Laurel se relajó un poco más. Era obvio que el casamiento de Simon de Beresford con Laurel de Northumbria era una noticia lo suficientemente importante como para correr por toda la ciudad, y era claro que cualquiera podría haberle informado a Gunnar donde quedaba la casa de Simon. Dejó escapar el aire que hasta entonces había estado conteniendo.
—¡Qué mala anfitriona soy, Gunnar Erickson! Por favor, déjame ofrecerte una copa de vino. ¡Quiero que me cuentes como estás y cuáles son tus planes para el futuro!
En ese momento, sin embargo, un súbito y estruendoso ruido vino desde el patio, de cosas cayendo, estrellándose, rompiéndose. Le siguió un insulto en sajón, del cual Laurel entendió cada palabra. Ella se dio vuelta, sobresaltada, pero pronto se tranquilizó al ver que Benedict y Gilbert no estaban involucrados en el accidente, al verlos inclinados en el parapeto del corredor, observando con verdadera fascinación, la cuerda enmarañada en el suelo, los baldes derramados, el andamio destruido y los cuerpos tirados, debajo.

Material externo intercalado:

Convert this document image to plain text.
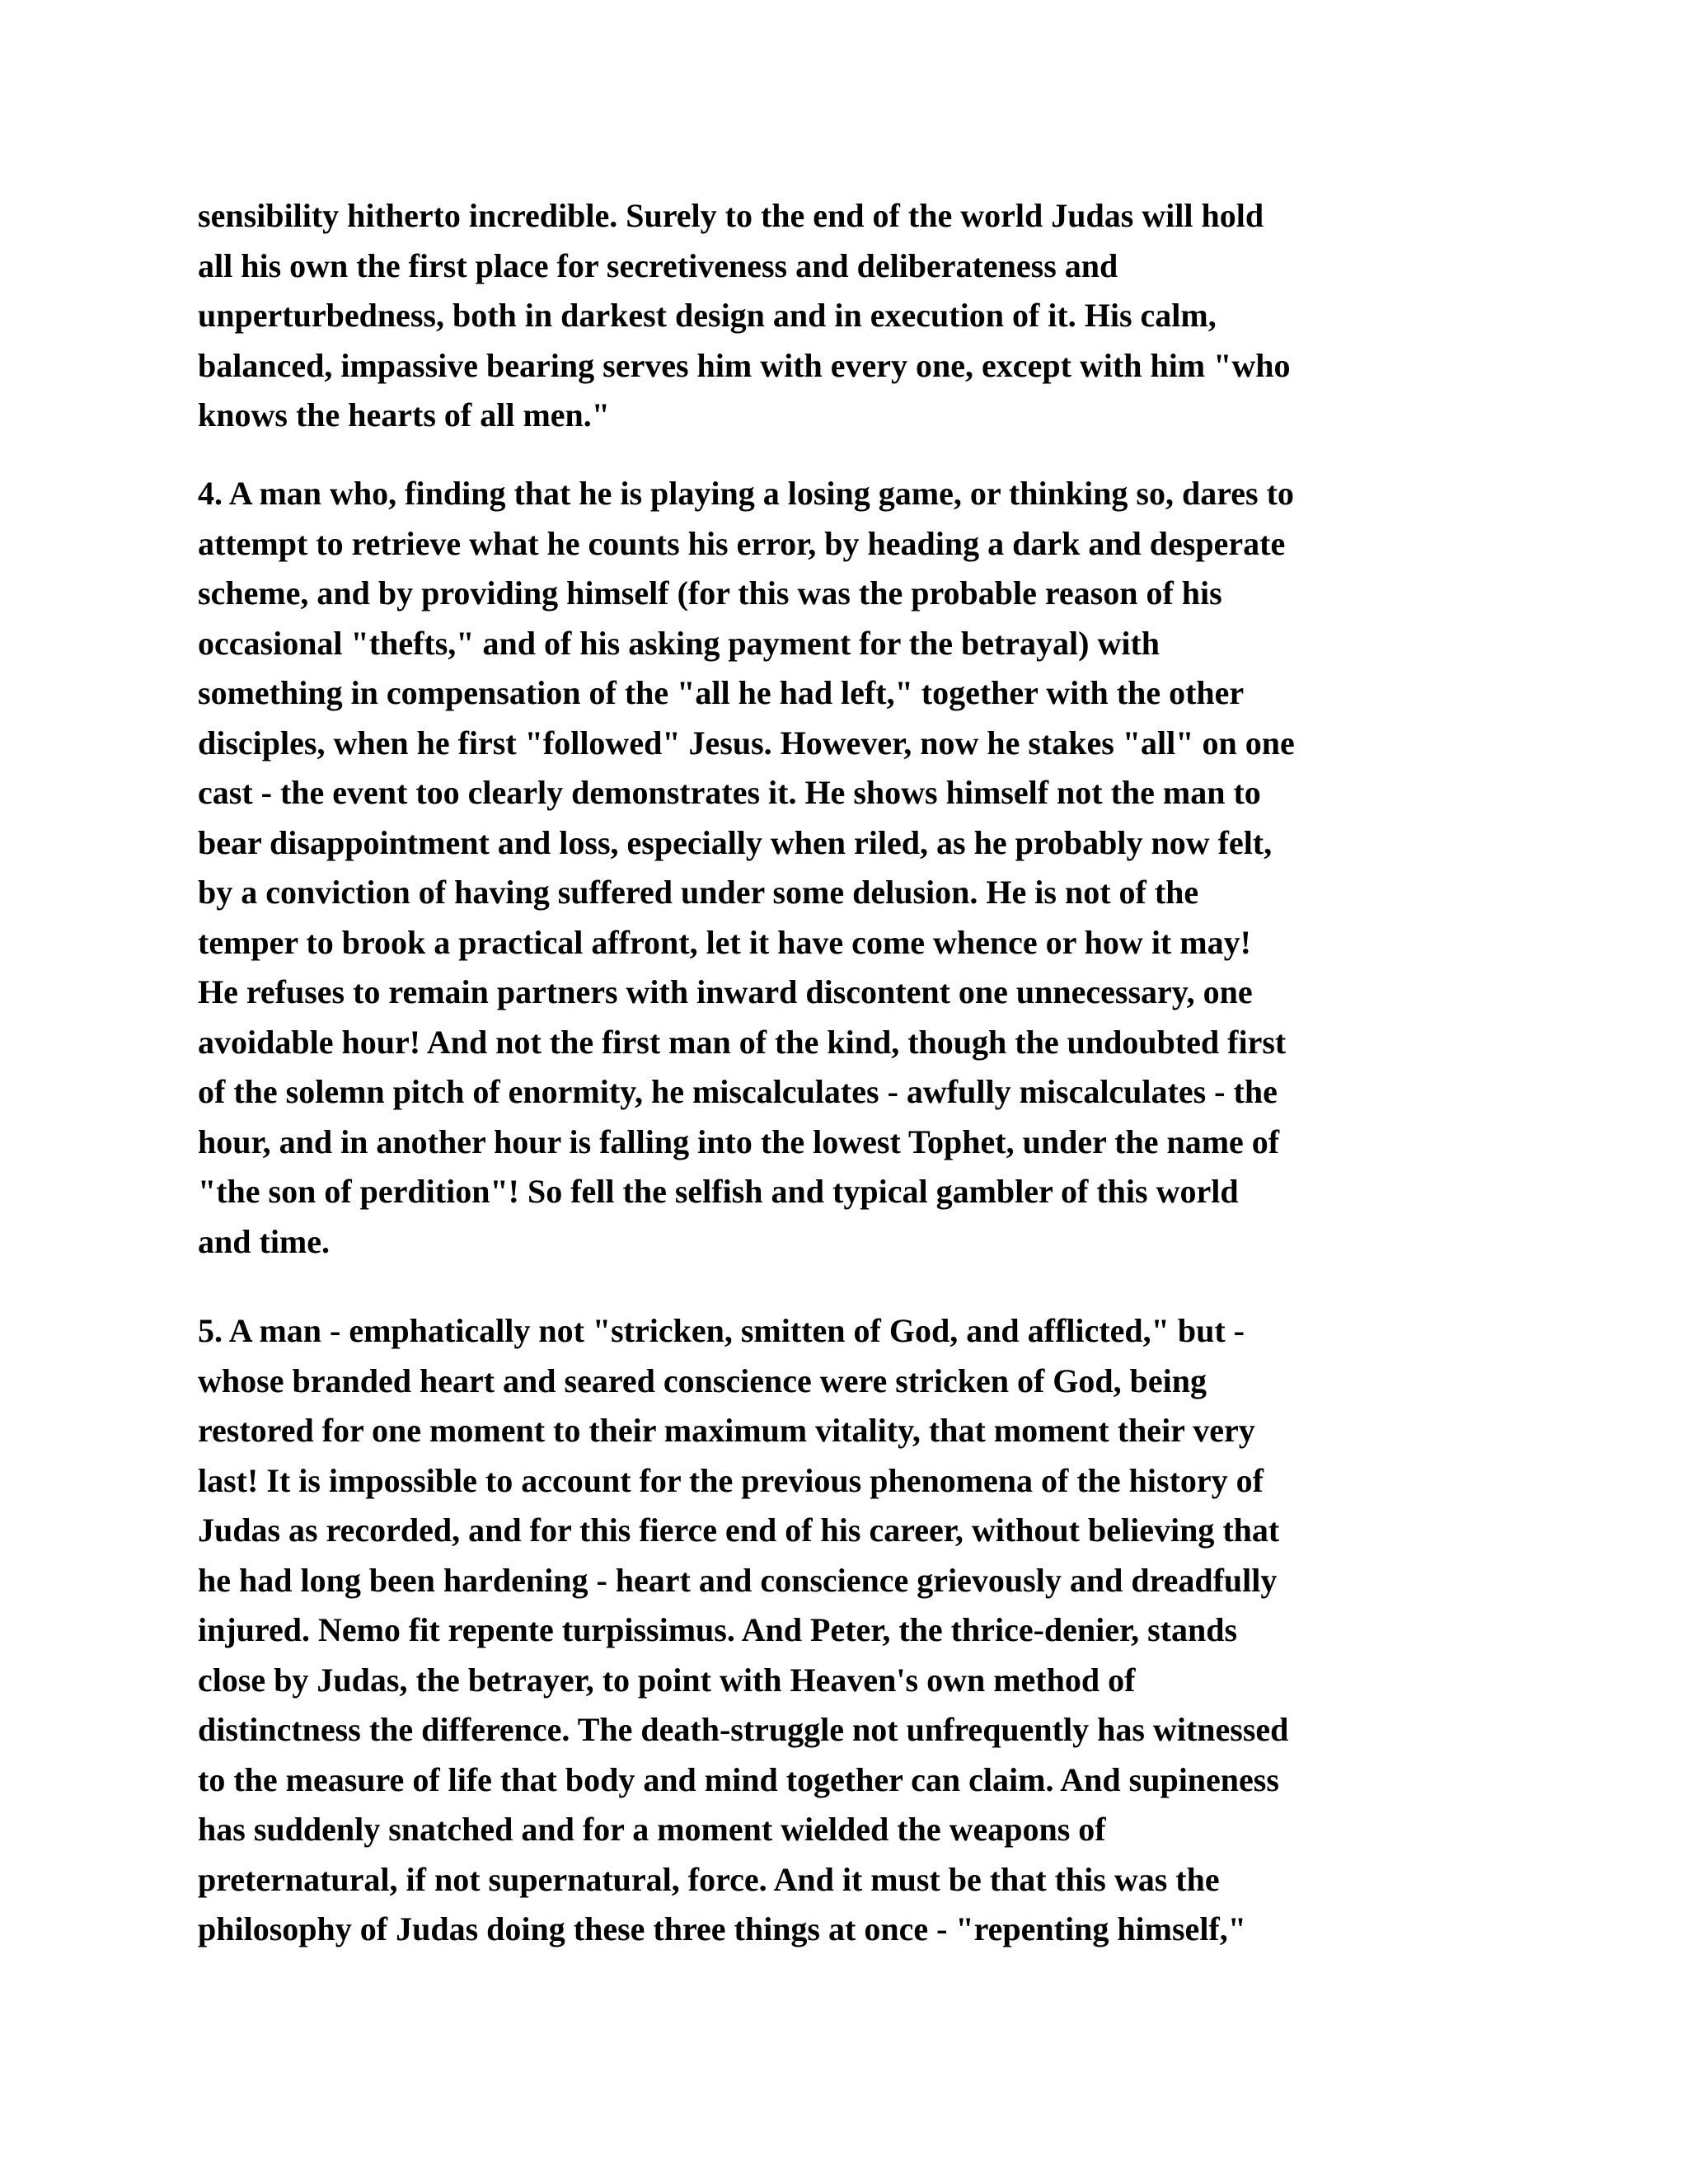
sensibility hitherto incredible. Surely to the end of the world Judas will hold
all his own the first place for secretiveness and deliberateness and
unperturbedness, both in darkest design and in execution of it. His calm,
balanced, impassive bearing serves him with every one, except with him "who
knows the hearts of all men."
4. A man who, finding that he is playing a losing game, or thinking so, dares to
attempt to retrieve what he counts his error, by heading a dark and desperate
scheme, and by providing himself (for this was the probable reason of his
occasional "thefts," and of his asking payment for the betrayal) with
something in compensation of the "all he had left," together with the other
disciples, when he first "followed" Jesus. However, now he stakes "all" on one
cast - the event too clearly demonstrates it. He shows himself not the man to
bear disappointment and loss, especially when riled, as he probably now felt,
by a conviction of having suffered under some delusion. He is not of the
temper to brook a practical affront, let it have come whence or how it may!
He refuses to remain partners with inward discontent one unnecessary, one
avoidable hour! And not the first man of the kind, though the undoubted first
of the solemn pitch of enormity, he miscalculates - awfully miscalculates - the
hour, and in another hour is falling into the lowest Tophet, under the name of
"the son of perdition"! So fell the selfish and typical gambler of this world
and time.
5. A man - emphatically not "stricken, smitten of God, and afflicted," but -
whose branded heart and seared conscience were stricken of God, being
restored for one moment to their maximum vitality, that moment their very
last! It is impossible to account for the previous phenomena of the history of
Judas as recorded, and for this fierce end of his career, without believing that
he had long been hardening - heart and conscience grievously and dreadfully
injured. Nemo fit repente turpissimus. And Peter, the thrice-denier, stands
close by Judas, the betrayer, to point with Heaven's own method of
distinctness the difference. The death-struggle not unfrequently has witnessed
to the measure of life that body and mind together can claim. And supineness
has suddenly snatched and for a moment wielded the weapons of
preternatural, if not supernatural, force. And it must be that this was the
philosophy of Judas doing these three things at once - "repenting himself,"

Ante la confusión de siervos corriendo, hombres insultando y gritos llamando al barbero y cirujano, Laurel se dio vuelta hacia Gunnar Erickson.

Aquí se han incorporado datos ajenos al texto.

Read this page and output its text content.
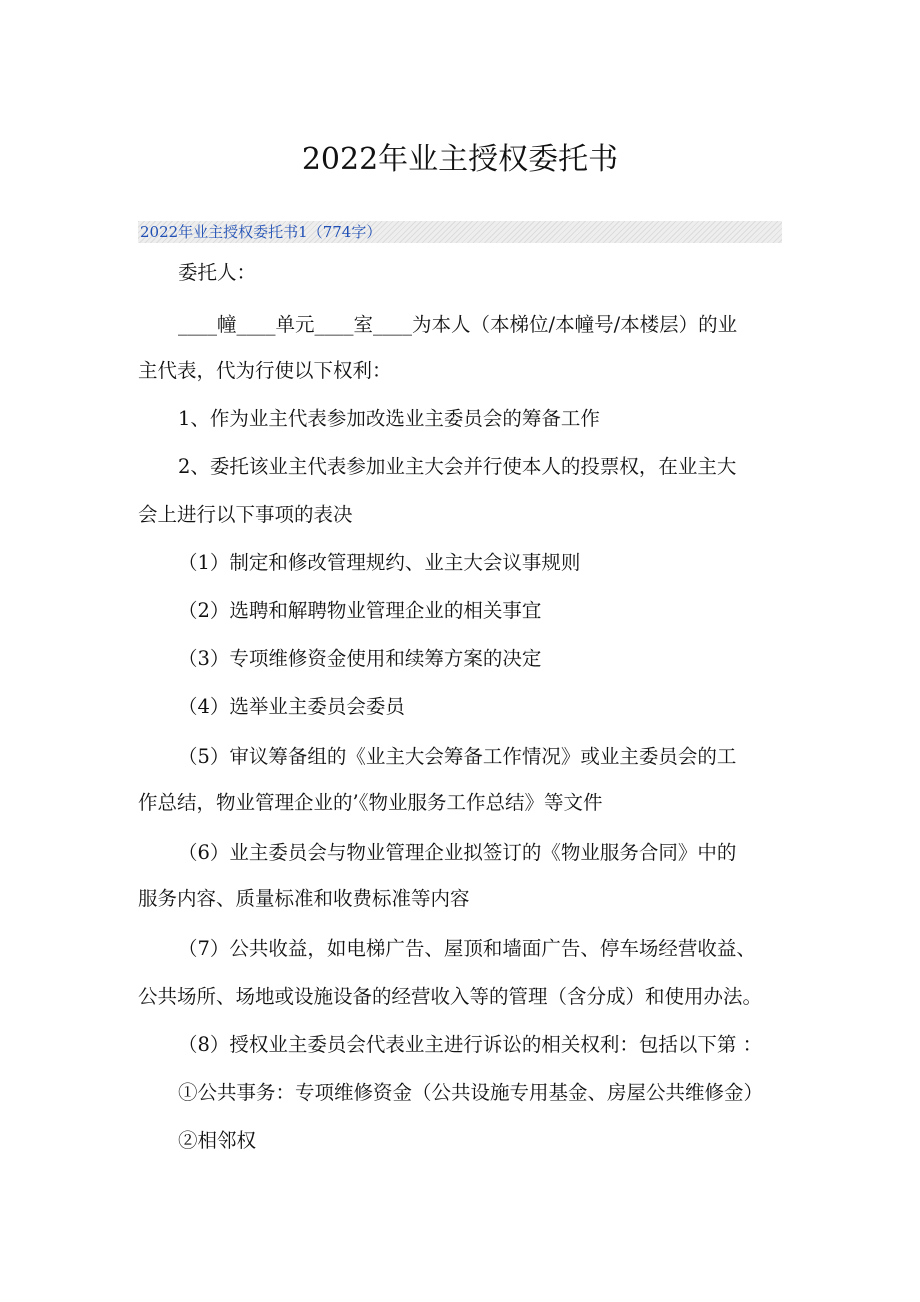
2022年业主授权委托书
2022年业主授权委托书1（774字）
委托人：
____幢____单元____室____为本人（本梯位/本幢号/本楼层）的业
主代表，代为行使以下权利：
1、作为业主代表参加改选业主委员会的筹备工作
2、委托该业主代表参加业主大会并行使本人的投票权，在业主大
会上进行以下事项的表决
（1）制定和修改管理规约、业主大会议事规则
（2）选聘和解聘物业管理企业的相关事宜
（3）专项维修资金使用和续筹方案的决定
（4）选举业主委员会委员
（5）审议筹备组的《业主大会筹备工作情况》或业主委员会的工
作总结，物业管理企业的’《物业服务工作总结》等文件
（6）业主委员会与物业管理企业拟签订的《物业服务合同》中的
服务内容、质量标准和收费标准等内容
（7）公共收益，如电梯广告、屋顶和墙面广告、停车场经营收益、
公共场所、场地或设施设备的经营收入等的管理（含分成）和使用办法。
（8）授权业主委员会代表业主进行诉讼的相关权利：包括以下第 ：
①公共事务：专项维修资金（公共设施专用基金、房屋公共维修金）
②相邻权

—El vino y tu historia tendrán que esperar, me temo —ella se disculpó—. Preciso resolver este problema, ahora.
—Volveré —prometió Gunnar.
Laurel no quería perder contacto con él. Extendió la mano para detenerlo.

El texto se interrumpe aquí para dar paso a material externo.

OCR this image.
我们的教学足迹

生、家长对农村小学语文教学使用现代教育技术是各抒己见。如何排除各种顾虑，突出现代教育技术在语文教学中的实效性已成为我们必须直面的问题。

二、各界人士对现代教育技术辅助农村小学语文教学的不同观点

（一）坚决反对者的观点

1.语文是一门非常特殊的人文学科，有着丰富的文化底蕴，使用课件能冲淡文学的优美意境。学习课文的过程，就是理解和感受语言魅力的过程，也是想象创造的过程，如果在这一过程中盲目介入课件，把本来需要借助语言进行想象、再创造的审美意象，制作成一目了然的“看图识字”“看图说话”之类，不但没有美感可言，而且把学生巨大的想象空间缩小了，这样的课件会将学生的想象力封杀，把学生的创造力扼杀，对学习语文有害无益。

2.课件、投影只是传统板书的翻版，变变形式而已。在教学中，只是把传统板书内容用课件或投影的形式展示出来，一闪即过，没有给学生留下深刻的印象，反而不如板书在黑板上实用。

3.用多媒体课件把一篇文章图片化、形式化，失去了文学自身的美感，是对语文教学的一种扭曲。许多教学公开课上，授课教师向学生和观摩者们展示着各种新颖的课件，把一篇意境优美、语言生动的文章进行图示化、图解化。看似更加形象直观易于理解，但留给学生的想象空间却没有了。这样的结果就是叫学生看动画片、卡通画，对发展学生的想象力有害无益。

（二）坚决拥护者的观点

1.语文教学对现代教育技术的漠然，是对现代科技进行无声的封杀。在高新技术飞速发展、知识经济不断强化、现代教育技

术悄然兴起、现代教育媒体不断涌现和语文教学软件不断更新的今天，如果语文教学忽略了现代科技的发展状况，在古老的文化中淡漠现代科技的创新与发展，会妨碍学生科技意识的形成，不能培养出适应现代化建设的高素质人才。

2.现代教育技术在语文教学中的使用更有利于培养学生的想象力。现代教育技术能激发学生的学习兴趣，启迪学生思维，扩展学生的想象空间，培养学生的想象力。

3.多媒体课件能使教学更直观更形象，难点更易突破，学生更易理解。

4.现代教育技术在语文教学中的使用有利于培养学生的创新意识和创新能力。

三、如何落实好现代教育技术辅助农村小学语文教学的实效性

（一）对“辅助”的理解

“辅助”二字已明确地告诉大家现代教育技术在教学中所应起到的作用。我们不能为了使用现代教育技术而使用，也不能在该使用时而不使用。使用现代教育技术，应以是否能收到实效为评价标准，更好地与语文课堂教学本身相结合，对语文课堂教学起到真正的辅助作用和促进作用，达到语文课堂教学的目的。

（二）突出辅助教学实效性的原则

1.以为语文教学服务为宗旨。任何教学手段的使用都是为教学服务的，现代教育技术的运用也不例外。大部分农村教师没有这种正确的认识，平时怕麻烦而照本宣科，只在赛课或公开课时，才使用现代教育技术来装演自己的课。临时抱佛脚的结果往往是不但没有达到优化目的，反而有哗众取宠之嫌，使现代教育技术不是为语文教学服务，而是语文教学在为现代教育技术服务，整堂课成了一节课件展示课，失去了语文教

—Vuelve mañana. No, mañana, no —ella recordó—. Es el día del torneo.
—Otro día, entonces, después del torneo, Laurel, hija de Andrés.
—Está bien. ¡Que Dios te acompañe, Gunnar Erickson! —ella agregó apresuradamente, antes de darse vuelta y correr para intentar resolver la situación caótica que se había creado en el patio, dejando al guardián del portón la tarea de acompañar al enorme dinamarqués hasta el portón.
El tumulto duró casi todo el día y las cosas todavía no estaban totalmente asentadas cuando Simon volvió a la casa.
Él entró en el solar en el momento en que Laurel daba instrucciones a los siervos para los preparativos de la última comida del día. Simon caminó hasta el aparador, se sirvió vino y tomó un trago. Fue entonces cuando Laurel notó su presencia.
—Buenas noches, marido —ella saludó, sintiendo una extraña e inesperada euforia.
—Buenas noches, mi lady —respondió él, inclinando ligeramente la cabeza.
Simon parecía distante y Laurel pensó que la estaba provocando. El silencio, sin embargo, comenzó a tornarse opresivo y ella sintió que se ruborizaba. Para aliviar la tensión, sonrió, avergonzada.
Simon no le retribuyó la sonrisa.
—Pensé que me ibas a contar sobre los inesperados eventos del día de hoy —dijo él.
La sonrisa de Laurel fue una expresión de pedido de disculpas. Claro, él estaba enojado con el accidente en el patio. Laurel le explicó cómo había sucedido.
—El ayudante del carpintero tuvo una fractura en la pierna, pero ya fue atendido y está bien. El pedrero se torció la muñeca y se abrió la frente. Aparte de eso, los daños materiales fueron mínimos y yo ya planeé una forma de dividir los costos.
—¿Ya?
—Sí —murmuró Laurel, con aprensión—. ¿Quieres saber cual es la forma que considero mas justa?
Simon sacudió la cabeza.
—Prefiero que me hables sobre a visita del dinamarqués.